Shares of Discover Financial Services slid Thursday after an analyst lowered his earnings estimate for the Riverwoods, Ill., credit card company and reiterated a "sell" rating.

Michael Taiano, an analyst with Sandler O'Neill & Partners LP in New York, wrote in a research note that the Federal Reserve Board is expected to raise interest rates this summer, which is likely to cut into the card company's profit margins.

"In addition to protracted credit deterioration into 2009, we believe 2009 earnings will be negatively affected by Fed tightening, which should limit margin expansion," Mr. Taiano wrote.

He pointed out that Discover's margins have improved in the past after Fed rate cuts "helped offset rising credit losses. However, with the odds increasing of the Fed tightening as early as its August meeting, we believe that unlike in the previous credit cycle, Fed rate increases will precede an improvement in credit losses, creating added pressure on Discover's earnings next year."
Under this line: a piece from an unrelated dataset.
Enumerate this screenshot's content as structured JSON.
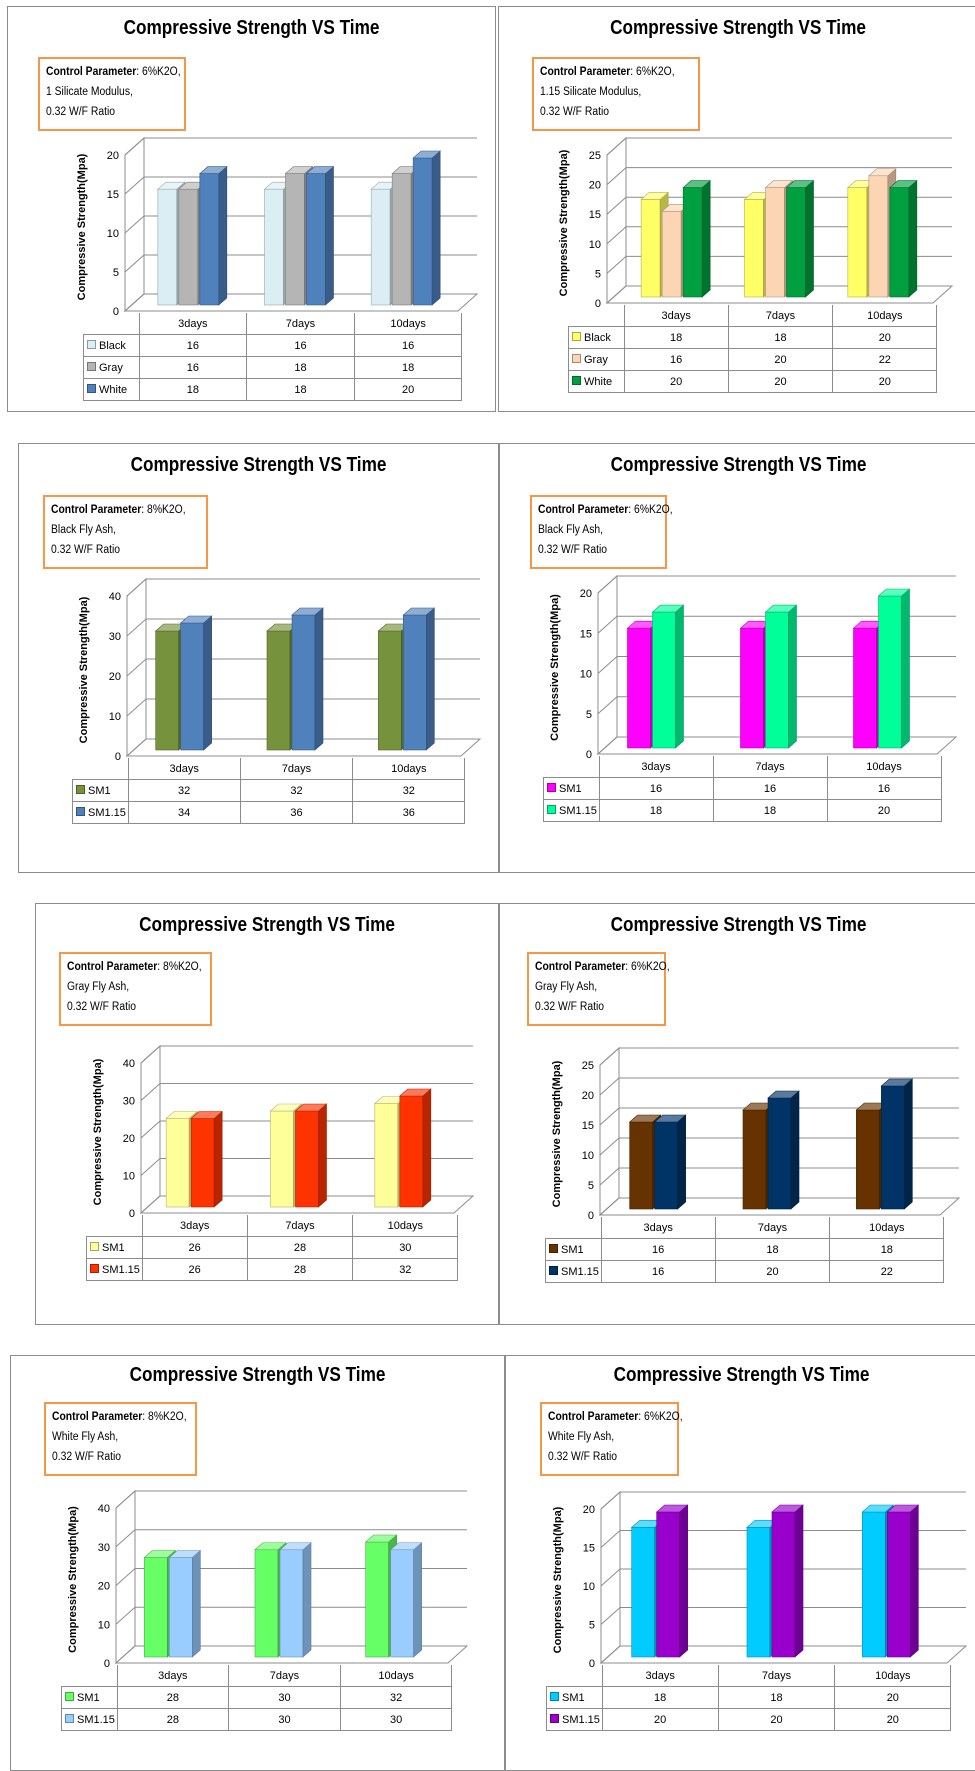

Mr. Taiano also said that consumers are facing higher debt loads and lower purchasing power, largely because of inflation and the poor economy. "As a result, we believe it will be more difficult for card issuers to pass on higher funding costs to borrowers without jeopardizing credit performance," he wrote.

He trimmed his 2009 earnings projection to $1.43, from $1.70, and cut his 12-month price target for the stock to $14 from $15.

Discover shares closed Thursday at $14.82, down 2.82% from Wednesday's close.